He is here to visit his son, as he is every month. Sitting alone in the empty room gazing through his thick glasses at the tarnished flowers woven into the old soul of the Persian rug. Once again I am standing by the door watching him.
Each time he exhales—wheezing—he launches a desperate storm to drive the ship of death from his shore of life. When he speaks, he mocks death just by the movement of his lips. To stand, he pushes the palms of his hands forcefully on the ground as he is getting himself off the chest of his defeated enemy. As audaciously as he defies his destiny, the opponent is inflicting lethal wounds on him with his every move he makes. Time is on his enemy’s side; waiting is not the old man’s weapon of choice.
Unaware of my silent presence, he attempts to drink his hot tea. He stretches his trembling fingers to reach the tea glass again and again until he finally senses heat with his fingertips. Pleased, he lifts the delicate amber glass to his lips, spilling a few drops in spite of his well-crafted movements. He then realizes he is missing the sugar cube. At this stage of the battle, he is not willing to retreat! He holds the hot glass to his lips; as the other hand desperately seeks out the silver box inconspicuous to his eroded eyesight, hidden in flowers. His lips burn and his eyes tear. His fingers caress each flower searching. The lint viscously clings to the deep cracks on his fingers to drag him inside his grave.
He finally senses the box and confirms his triumph by tapping on it a few times then picks a cube and carefully places it in his mouth, swallows the first sip and tastes the sweet victory.
I rent a room in the same house as his son. Only once I have witnessed the father and son unite. When he entered the room, the old man’s eyes shone, a breath of life blew into his aged body. In their eyes I read a single poem with two interpretations, a single love with two translations.
Sometimes, I sit on the ledge of the water basin in the middle of the yard and listen to his son think aloud. He emerges from this world and enters another so unknown to me, oblivious to my presence and his own. He plunges into pain as he soars to reach the infinite sky.
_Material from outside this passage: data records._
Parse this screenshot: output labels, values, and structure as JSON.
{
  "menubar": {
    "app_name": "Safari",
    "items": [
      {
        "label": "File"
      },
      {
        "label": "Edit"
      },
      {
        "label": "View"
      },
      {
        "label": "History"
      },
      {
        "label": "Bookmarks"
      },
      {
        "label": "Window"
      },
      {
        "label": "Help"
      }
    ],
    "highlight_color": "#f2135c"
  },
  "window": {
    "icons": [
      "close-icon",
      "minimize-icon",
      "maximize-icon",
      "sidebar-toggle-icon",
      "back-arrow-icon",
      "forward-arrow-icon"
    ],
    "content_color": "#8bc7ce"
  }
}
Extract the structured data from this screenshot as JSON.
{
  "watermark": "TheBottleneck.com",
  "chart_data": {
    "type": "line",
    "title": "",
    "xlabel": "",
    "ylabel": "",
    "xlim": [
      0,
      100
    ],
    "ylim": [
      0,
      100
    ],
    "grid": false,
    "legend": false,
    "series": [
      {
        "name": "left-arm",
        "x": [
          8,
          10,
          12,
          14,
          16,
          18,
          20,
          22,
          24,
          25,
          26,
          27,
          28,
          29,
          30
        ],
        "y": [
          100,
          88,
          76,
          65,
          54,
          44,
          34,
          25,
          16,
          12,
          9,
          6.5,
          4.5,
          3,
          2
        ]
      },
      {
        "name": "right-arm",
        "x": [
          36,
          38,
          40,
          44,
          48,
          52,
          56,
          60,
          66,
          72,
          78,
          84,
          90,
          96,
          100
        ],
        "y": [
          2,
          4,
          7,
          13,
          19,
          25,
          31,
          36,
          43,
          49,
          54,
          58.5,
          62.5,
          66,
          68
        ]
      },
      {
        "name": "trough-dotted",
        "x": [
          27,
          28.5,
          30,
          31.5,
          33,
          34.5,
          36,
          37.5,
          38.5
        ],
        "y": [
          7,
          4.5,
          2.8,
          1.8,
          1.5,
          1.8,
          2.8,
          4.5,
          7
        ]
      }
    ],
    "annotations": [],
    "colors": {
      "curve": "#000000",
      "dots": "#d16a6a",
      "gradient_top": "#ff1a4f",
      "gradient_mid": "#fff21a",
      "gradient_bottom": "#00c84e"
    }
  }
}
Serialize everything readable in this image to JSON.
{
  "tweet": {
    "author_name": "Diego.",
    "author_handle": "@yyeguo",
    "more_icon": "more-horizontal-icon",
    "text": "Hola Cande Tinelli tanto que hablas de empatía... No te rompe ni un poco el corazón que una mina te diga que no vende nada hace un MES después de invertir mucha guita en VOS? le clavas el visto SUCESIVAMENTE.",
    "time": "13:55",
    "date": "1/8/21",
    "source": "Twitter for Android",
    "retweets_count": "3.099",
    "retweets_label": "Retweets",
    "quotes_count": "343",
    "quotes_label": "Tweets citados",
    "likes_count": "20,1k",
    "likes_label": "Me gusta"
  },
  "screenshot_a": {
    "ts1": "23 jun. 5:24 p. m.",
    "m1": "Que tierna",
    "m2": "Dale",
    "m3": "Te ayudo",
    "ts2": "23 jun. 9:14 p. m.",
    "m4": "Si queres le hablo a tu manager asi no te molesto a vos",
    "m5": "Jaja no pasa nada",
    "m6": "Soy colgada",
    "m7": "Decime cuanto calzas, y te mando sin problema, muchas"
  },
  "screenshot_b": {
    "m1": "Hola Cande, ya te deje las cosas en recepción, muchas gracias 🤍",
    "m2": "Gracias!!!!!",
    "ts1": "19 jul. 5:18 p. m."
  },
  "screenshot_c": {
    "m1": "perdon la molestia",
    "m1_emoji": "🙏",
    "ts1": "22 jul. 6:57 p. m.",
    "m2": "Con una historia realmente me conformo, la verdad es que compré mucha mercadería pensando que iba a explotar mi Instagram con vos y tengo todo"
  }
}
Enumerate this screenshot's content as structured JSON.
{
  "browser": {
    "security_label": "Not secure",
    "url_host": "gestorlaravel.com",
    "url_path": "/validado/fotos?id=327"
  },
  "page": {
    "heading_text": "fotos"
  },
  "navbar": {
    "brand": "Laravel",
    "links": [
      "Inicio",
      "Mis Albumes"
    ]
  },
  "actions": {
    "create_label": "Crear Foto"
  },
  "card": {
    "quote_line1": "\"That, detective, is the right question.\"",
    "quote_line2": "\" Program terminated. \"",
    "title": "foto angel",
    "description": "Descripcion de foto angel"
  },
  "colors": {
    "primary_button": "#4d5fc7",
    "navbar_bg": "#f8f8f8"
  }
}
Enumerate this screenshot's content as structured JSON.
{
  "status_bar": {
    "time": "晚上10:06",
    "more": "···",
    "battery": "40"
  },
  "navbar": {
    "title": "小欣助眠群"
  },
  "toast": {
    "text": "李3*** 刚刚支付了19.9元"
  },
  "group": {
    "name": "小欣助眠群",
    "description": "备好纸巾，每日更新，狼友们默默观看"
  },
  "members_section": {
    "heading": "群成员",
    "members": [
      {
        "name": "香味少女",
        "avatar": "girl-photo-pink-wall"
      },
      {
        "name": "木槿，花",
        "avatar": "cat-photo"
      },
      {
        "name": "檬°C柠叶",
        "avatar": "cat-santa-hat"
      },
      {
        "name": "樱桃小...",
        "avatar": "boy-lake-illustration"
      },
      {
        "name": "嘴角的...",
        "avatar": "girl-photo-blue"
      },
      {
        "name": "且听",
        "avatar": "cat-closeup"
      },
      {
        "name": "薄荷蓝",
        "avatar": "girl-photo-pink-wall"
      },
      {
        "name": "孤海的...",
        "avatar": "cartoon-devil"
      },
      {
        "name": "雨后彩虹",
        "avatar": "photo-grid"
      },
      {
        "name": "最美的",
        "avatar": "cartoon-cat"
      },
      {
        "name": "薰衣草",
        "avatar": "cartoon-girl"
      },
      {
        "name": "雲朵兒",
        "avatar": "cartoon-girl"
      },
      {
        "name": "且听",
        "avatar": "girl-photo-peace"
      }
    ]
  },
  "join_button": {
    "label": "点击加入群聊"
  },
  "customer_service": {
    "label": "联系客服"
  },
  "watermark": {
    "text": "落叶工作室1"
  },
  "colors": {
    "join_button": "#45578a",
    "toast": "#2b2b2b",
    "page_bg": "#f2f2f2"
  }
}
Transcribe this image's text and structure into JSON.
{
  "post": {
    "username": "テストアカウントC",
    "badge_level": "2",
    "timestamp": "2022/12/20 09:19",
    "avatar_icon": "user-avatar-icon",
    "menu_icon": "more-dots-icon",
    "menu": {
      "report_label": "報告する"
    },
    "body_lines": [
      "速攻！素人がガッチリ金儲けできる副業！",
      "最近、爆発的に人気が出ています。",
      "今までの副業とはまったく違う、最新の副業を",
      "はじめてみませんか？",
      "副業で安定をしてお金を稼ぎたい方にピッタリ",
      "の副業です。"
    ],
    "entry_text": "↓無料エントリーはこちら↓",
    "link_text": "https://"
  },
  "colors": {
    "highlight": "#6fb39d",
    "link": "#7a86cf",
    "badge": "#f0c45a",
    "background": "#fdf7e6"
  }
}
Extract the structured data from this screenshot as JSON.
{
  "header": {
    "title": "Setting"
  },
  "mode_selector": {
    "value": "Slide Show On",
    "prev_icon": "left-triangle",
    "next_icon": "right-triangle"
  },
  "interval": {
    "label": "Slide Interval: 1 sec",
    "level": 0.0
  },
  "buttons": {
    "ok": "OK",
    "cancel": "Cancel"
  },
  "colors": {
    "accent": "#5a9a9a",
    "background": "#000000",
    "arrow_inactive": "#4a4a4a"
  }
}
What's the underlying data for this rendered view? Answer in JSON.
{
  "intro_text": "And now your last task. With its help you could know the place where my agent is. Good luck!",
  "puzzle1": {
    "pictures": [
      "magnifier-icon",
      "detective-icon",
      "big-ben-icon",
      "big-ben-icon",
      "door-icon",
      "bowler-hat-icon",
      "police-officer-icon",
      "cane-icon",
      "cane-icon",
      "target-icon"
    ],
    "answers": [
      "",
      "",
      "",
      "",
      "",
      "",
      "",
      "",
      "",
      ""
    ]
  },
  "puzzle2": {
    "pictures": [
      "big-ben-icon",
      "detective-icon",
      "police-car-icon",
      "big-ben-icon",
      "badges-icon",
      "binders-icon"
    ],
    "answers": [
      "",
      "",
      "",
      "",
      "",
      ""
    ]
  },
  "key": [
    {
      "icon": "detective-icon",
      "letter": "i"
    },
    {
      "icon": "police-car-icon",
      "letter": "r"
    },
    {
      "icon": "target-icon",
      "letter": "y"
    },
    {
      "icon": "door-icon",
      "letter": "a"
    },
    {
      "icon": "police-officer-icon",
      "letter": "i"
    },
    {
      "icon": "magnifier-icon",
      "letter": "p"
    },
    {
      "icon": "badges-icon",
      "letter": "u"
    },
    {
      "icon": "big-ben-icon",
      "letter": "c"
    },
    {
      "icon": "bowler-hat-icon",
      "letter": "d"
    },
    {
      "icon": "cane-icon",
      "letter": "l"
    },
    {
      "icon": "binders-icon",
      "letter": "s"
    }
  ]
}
He speaks of sick and hungry children. He swats the flies from their faces, cursing the black pests for stealing nourishment from these little souls. He shakes in the earthquakes and comforts mothers searching for their babies in the rubble, pounding their faces in agony. He hears the children’s’ heart beats when the bombs fall. And suddenly, his face unfolds with a smile and he surveys spring in his village when the drunken dew make love with the wild red flowers in the dawn of the meadow.
He is born anew with the aroma of the scarlet flowers in the ecstasy of spring, in rain; in green meadows and in the rainbow just to die in cold nights, in hunger and in pain. He dies in every quake and in every war.
He is on the run in the big city and cannot return to his little town, he is a blacklisted, an outlaw. That’s why his father must come here to visit him. The old man stays a day or two mostly waiting for his son and every time, he takes me with him on a journey into his vague abyss of pain, a treacherous waiting I share with for no apparent reason. Once again, I’m drawn here to reflect his agony on the opaque mirror of my soul.
The clock hands are chasing each other as endlessly as of my torment.
He is losing the battle of time and taking me down with him. We both desperately waited dreadful hours. Harder he tried to escape his fate, harder it became for me to escape mine. The old man suffers for his son, his son suffers for others and I strive to understand this agonizing maze mysteriously bonding us all together.
I knew his son wouldn’t return. He was too delicate, too pure, and too innocent to survive in this swamp.
It was well past midnight. We’d been waiting in vain the darkest hours of the coldest night when the old man’s eyes turned into frozen marbles fixated on lifeless flowers.